Fashion Forward: 300 Years of Fashion

Image of Fashion Forward: 300 Years of Fashion
Author(s): 
Release Date: 
February 13, 2017
Publisher/Imprint: 
Rizzoli
Pages: 
280
Reviewed by: 

Warning: Readers beware!

“There are as many ways to define fashion as there are approaches to understand it . . .”
—Pamela Golbin

Fashion Forward is not some encyclopedic accounting of every fashion trend and every designer of the past three centuries but is instead an incisive and exquisitely curated overview of the world of fashion as seen through the eyes of those at Musée des Arts Décoratifs. The designers, the photographic examples, and the information that these authors proffer is not the usual list or cast of characters that so many books of this genre impart as a rule.

With that said, you must be willing to read the book and not just thumb through to look at pretty pictures as the visual angle of the book is not its primary interest; the book is meant to educate, inform, enlighten, and entertain all the while broadening and increasing your frame of reference when it concerns fashion. In order to move forward you must look back and without question Fashion Forward proves that thought to be true.

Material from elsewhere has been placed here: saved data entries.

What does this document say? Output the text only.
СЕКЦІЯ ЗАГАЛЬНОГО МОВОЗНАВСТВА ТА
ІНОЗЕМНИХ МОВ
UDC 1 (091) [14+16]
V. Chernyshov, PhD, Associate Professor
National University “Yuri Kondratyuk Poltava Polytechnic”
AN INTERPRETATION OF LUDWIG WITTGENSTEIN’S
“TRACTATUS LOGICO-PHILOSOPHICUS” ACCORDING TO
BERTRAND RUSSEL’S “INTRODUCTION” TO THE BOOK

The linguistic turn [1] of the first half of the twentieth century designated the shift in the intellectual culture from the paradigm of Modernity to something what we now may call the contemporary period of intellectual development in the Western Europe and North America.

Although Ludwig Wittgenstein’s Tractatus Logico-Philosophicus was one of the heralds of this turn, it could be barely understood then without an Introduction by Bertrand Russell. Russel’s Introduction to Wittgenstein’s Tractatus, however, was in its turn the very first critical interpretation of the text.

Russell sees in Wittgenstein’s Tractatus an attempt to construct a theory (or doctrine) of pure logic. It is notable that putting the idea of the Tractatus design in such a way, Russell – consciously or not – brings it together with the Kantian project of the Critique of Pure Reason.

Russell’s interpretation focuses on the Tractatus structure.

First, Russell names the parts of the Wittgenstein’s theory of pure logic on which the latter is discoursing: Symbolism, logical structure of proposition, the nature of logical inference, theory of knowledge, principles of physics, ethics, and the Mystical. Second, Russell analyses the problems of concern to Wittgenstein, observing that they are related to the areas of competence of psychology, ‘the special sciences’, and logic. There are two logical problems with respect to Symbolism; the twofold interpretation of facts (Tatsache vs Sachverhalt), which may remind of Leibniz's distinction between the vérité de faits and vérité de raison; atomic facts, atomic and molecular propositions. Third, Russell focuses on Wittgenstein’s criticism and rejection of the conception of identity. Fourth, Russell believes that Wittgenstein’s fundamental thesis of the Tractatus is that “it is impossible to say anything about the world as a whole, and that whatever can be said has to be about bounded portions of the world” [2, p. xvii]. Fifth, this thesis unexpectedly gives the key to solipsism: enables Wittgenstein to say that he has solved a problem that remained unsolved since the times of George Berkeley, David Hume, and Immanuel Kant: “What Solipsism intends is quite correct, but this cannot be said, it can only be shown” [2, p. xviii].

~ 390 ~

“A good coutourier must be an architect for design, a sculptor for shape, a painter for color, a musician for harmony and a philosopher for temperance”
—Hommage à Balenciaga, 1985

Keeping that in mind, the authors provide context for a particular style or for a particular designer by offering a bit of history as well as a mini biography of sorts. One of the most stunning and intriguing aspects of the book is that the visuals that are “attached” to a designer are the not the ones that will come to mind, especially for the more experienced fashion reader. For example, when one thinks of Thierry Mugler, the first thing that comes to mind is strong exaggerated shoulders and an almost futuristic silhouette which is the polar opposite of what is shown here.

Fashion Forward can be a crash course in fashion for the less exposed fashion reader while it may be a source of new insights for the more experienced and educated fashion reader. This is no dry read of facts and data but instead an engaging, provocative read that needs to be considered by anyone who has an interest in fashion.

Having completed this tome, readers will feel saddened if they have missed this wonderful presentation that ended this past spring at the Musée des Arts Décoratifs.